The officer cleared his throat. “Yes, sir,” he said as if he had somehow failed in his duty. But within seconds Simone was on the line.
“Simone?”
“I’m all right, Nick,” she said. “Just a little shook up.”
“What happened?”
“Some dude tried to - I don’t know - rob me—”
“Rob you?” He ran his hand through his already messy hair. He knew how easily tragic that kind of crime could turn. “Where are you?”
“I’m here. Home.”
“Do you need to go to the hospital? Is that why the police—”
“No. I mean, they suggested it, but I don’t need any doctors or anything like that.”
“You stay right where you are. You hear me? And you tell that officer that I said for him to stay with you until I get there, understood?”
“Yes.”
“Now I mean it, Simone. This is not the time for any of your stubbornness.”
“I said okay.”
“Okay,” Nick said and calmed back down. “I’m on my way, babe,” he then said, feeling awful that something like this had to happen to somebody like Simone, and flipped shut his cell.
“You’re joking,” Mark said when Nick told him he had to go. Nick began putting on his suit coat.
“Do I look like I’m joking?” Nick said.
“Sir, I don’t mean to be rude, but we’ve got a major problem here. A man’s freedom is at stake. You can’t go running off to help that crazy Simone at a time like this.”
Nick stared at Mark with a look that could shatter glass. “I will be back as soon as I can get back. You continue to study every witness statement and specifically search again and again for any inconsistencies, you understand me, Mr. Grier?”
Mark nodded. He knew that look and he knew that tone. “Yes, sir,” he said.
“And also hear this, Mr. Grier: if you ever so much as fix your mouth to refer to Simone Rivers in any negative light, I don’t care how justified you feel, you will answer to me. Understand that too, Mr. Grier?”
Mark looked at his boss. Once he pulled his foot out of his mouth, he nodded. “Yes, sir,” he said. “I got you.”
Nick exhaled, knowing he was being unduly harsh with his young assistant, but he didn’t ponder it. He left.

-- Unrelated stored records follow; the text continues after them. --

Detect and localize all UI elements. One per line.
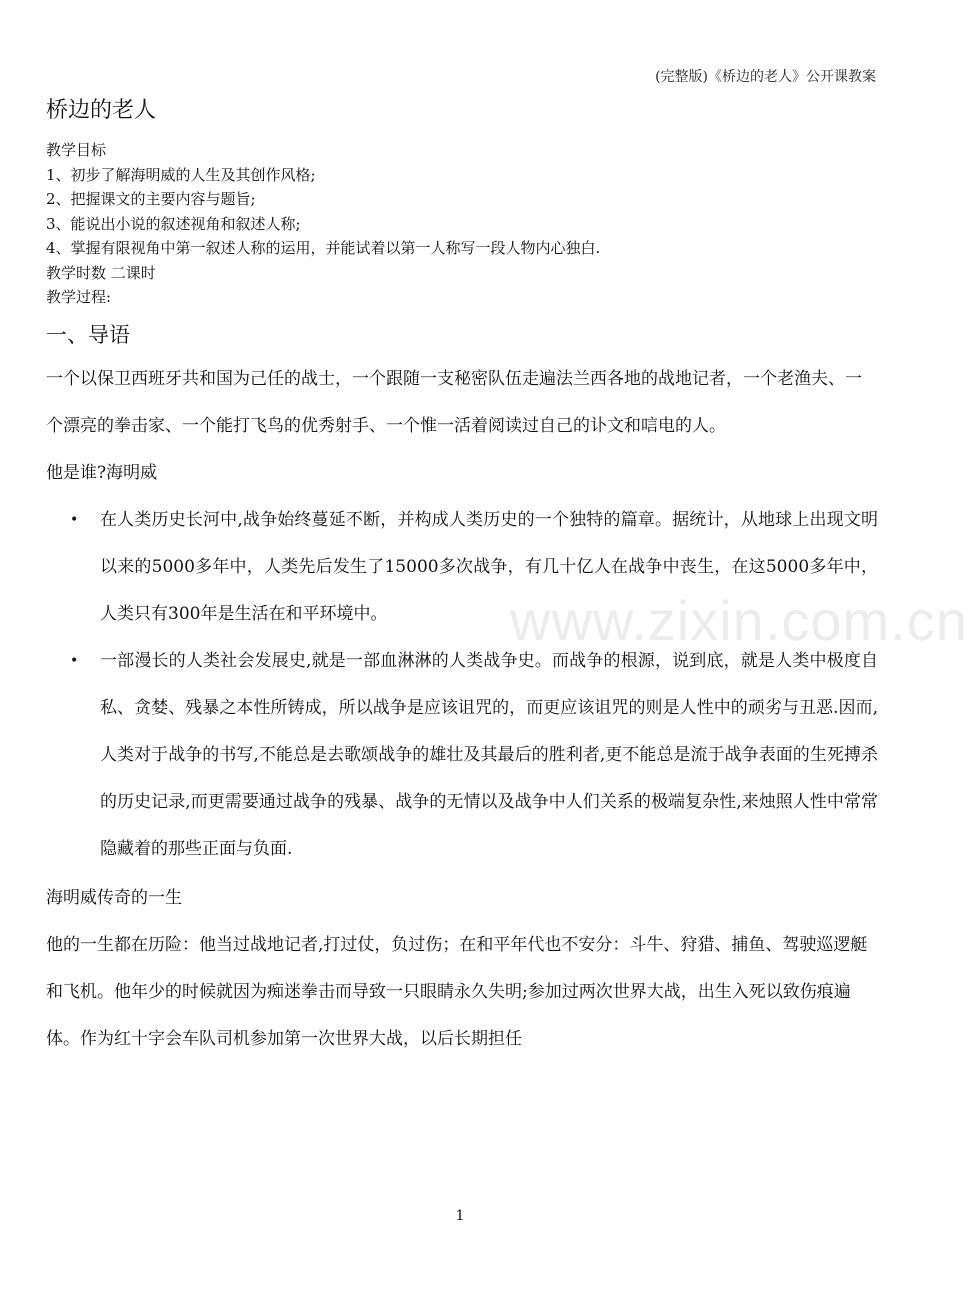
who-paragraph: 他是谁?海明威: [46, 462, 158, 483]
objective-item: 4、掌握有限视角中第一叙述人称的运用，并能试着以第一人称写一段人物内心独白.: [46, 239, 601, 257]
objectives-heading: 教学目标: [46, 141, 107, 159]
teaching-process: 教学过程:: [46, 288, 112, 306]
document-header: (完整版)《桥边的老人》公开课教案: [655, 69, 876, 85]
legend-paragraph: 他的一生都在历险：他当过战地记者,打过仗，负过伤；在和平年代也不安分：斗牛、狩猎、捕鱼、驾驶巡逻艇和飞机。他年少的时候就因为痴迷拳击而导致一只眼睛永久失明;参加过两次世界大战，出生入死以致伤痕遍体。作为红十字会车队司机参加第一次世界大战，以后长期担任: [46, 934, 868, 1049]
bullet-icon: •: [70, 511, 79, 528]
list-item-text: 在人类历史长河中,战争始终蔓延不断，并构成人类历史的一个独特的篇章。据统计，从地球上出现文明以来的5000多年中，人类先后发生了15000多次战争，有几十亿人在战争中丧生，在这5000多年中，人类只有300年是生活在和平环境中。: [100, 509, 878, 624]
bullet-list: [46, 497, 878, 873]
document-title: 桥边的老人: [46, 98, 157, 123]
objective-item: 1、初步了解海明威的人生及其创作风格;: [46, 165, 316, 184]
intro-paragraph: 一个以保卫西班牙共和国为己任的战士，一个跟随一支秘密队伍走遍法兰西各地的战地记者，一个老渔夫、一个漂亮的拳击家、一个能打飞鸟的优秀射手、一个惟一活着阅读过自己的讣文和唁电的人。: [46, 368, 862, 436]
document-body: [46, 96, 878, 1063]
objective-item: 3、能说出小说的叙述视角和叙述人称;: [46, 214, 301, 233]
watermark: www.zixin.com.cn: [510, 589, 968, 652]
objective-item: 2、把握课文的主要内容与题旨;: [46, 190, 256, 208]
list-item-text: 一部漫长的人类社会发展史,就是一部血淋淋的人类战争史。而战争的根源，说到底，就是人类中极度自私、贪婪、残暴之本性所铸成，所以战争是应该诅咒的，而更应该诅咒的则是人性中的顽劣与丑恶.因而,人类对于战争的书写,不能总是去歌颂战争的雄壮及其最后的胜利者,更不能总是流于战争表面的生死搏杀的历史记录,而更需要通过战争的残暴、战争的无情以及战争中人们关系的极端复杂性,来烛照人性中常常隐藏着的那些正面与负面.: [100, 650, 878, 859]
list-item: [70, 638, 878, 873]
teaching-hours: 教学时数 二课时: [46, 263, 156, 282]
section-heading-intro: 一、导语: [46, 322, 130, 347]
list-item: [70, 497, 878, 638]
bullet-icon: •: [70, 652, 79, 669]
legend-heading: 海明威传奇的一生: [46, 887, 182, 908]
page-number: 1: [455, 1208, 465, 1224]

Simone was upturning the last of the furniture she and her intruder had knocked over in their violent struggle when loud banging was heard on her front door. At first she jumped, because she was still too antsy, but then she hurried to the door that now had a chair propped up against it. She looked out of the peephole. When she saw that it was Nick, her friend, looking as if he had run all the way, a sense of relief swept over her that helped to calm her back down. But she didn’t delay. She hurriedly removed the chair and unlocked the door. And as soon as he stepped across her threshold, as soon as she so much as whiffed his wonderfully clean scent, she fell into his arms and burst into tears. He pulled her against him and had to move with her deadweight to close the door, and then he lifted her tightly into a huge, bear hug.

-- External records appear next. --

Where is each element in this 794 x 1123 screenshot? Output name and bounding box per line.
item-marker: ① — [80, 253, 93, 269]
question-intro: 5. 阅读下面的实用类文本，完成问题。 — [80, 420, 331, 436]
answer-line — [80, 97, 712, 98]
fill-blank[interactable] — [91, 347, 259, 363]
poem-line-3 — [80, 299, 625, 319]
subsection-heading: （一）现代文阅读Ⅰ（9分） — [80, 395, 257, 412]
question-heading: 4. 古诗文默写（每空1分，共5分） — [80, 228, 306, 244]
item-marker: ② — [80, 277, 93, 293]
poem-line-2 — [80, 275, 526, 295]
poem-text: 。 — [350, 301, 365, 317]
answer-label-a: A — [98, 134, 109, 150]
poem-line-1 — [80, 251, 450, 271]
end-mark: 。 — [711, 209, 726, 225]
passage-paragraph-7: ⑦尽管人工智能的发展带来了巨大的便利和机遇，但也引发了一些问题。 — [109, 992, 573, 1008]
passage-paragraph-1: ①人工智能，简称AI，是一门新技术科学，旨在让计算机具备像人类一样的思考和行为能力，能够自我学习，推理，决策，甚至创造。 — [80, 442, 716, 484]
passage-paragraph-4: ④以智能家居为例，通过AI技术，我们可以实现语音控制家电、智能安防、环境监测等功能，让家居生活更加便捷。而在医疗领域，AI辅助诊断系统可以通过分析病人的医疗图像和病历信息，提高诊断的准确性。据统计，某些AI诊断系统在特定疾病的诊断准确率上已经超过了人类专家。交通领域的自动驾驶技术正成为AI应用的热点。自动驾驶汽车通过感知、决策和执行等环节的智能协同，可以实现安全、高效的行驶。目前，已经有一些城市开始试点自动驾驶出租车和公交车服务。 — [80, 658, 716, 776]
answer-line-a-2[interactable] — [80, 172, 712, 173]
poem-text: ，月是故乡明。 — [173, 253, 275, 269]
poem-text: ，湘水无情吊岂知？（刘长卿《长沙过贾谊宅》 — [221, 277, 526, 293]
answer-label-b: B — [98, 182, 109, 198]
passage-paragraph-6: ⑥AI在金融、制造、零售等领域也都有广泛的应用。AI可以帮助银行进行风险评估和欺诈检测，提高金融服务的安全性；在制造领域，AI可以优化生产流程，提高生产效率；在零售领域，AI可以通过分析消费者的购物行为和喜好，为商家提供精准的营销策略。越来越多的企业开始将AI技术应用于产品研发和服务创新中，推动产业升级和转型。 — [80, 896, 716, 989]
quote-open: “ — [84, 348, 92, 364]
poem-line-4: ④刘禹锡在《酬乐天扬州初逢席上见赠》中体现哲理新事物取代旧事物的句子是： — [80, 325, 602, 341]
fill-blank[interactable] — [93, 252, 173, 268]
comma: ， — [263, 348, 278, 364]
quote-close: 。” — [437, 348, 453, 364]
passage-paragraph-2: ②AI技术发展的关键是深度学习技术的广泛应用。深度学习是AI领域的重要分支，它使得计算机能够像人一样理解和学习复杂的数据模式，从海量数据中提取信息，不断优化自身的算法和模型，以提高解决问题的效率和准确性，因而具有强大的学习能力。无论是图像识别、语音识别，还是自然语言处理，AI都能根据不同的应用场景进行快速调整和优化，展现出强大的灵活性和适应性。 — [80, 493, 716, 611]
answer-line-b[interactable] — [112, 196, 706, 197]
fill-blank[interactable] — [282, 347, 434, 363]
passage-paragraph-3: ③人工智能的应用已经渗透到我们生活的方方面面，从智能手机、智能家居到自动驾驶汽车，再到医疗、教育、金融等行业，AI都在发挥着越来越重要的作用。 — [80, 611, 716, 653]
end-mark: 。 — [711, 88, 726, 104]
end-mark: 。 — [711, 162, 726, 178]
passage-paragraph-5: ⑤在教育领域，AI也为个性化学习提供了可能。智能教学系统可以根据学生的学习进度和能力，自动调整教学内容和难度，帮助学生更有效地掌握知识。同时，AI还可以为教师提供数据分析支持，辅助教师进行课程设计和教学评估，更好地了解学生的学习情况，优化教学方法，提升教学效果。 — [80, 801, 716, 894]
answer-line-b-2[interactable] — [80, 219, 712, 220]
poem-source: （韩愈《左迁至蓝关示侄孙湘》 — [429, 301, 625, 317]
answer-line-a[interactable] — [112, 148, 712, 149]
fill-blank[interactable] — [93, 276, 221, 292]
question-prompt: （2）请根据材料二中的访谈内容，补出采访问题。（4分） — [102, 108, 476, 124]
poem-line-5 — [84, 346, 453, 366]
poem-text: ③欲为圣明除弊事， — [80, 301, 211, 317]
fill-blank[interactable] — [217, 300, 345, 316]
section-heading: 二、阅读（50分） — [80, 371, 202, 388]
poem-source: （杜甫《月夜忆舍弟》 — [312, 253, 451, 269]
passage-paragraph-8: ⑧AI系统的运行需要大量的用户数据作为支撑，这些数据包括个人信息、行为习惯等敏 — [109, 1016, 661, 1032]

“Oh, Simone,” he said, into her hair. “Oh, my sweetheart!”
He held her tighter, and she cried louder, and neither seemed able to let the other go. He thought he could handle this. He thought he’d see that she was all right and remain his regular, cool self. But he was anything but cool. Just seeing Simone like this, just seeing the terror still in her pretty green eyes, nearly caused him to break down himself. He was devastated that something like this could have happened to somebody as sweet, as undeserving of any bad turn, as Simone.
Simone thought she had it together, too. She was able to give the cops a complete description of the suspect, to tell them exactly what happened, to act as if she was a sister with some sense. Now she felt like a blathering idiot, unable to stop crying, unable to repress any feelings whatsoever when Nick showed up. And he seemed to understand, as she knew he would. He held her silently, rocking his body from side to side to comfort her. And then he placed his hand on the back of her head and looked at her.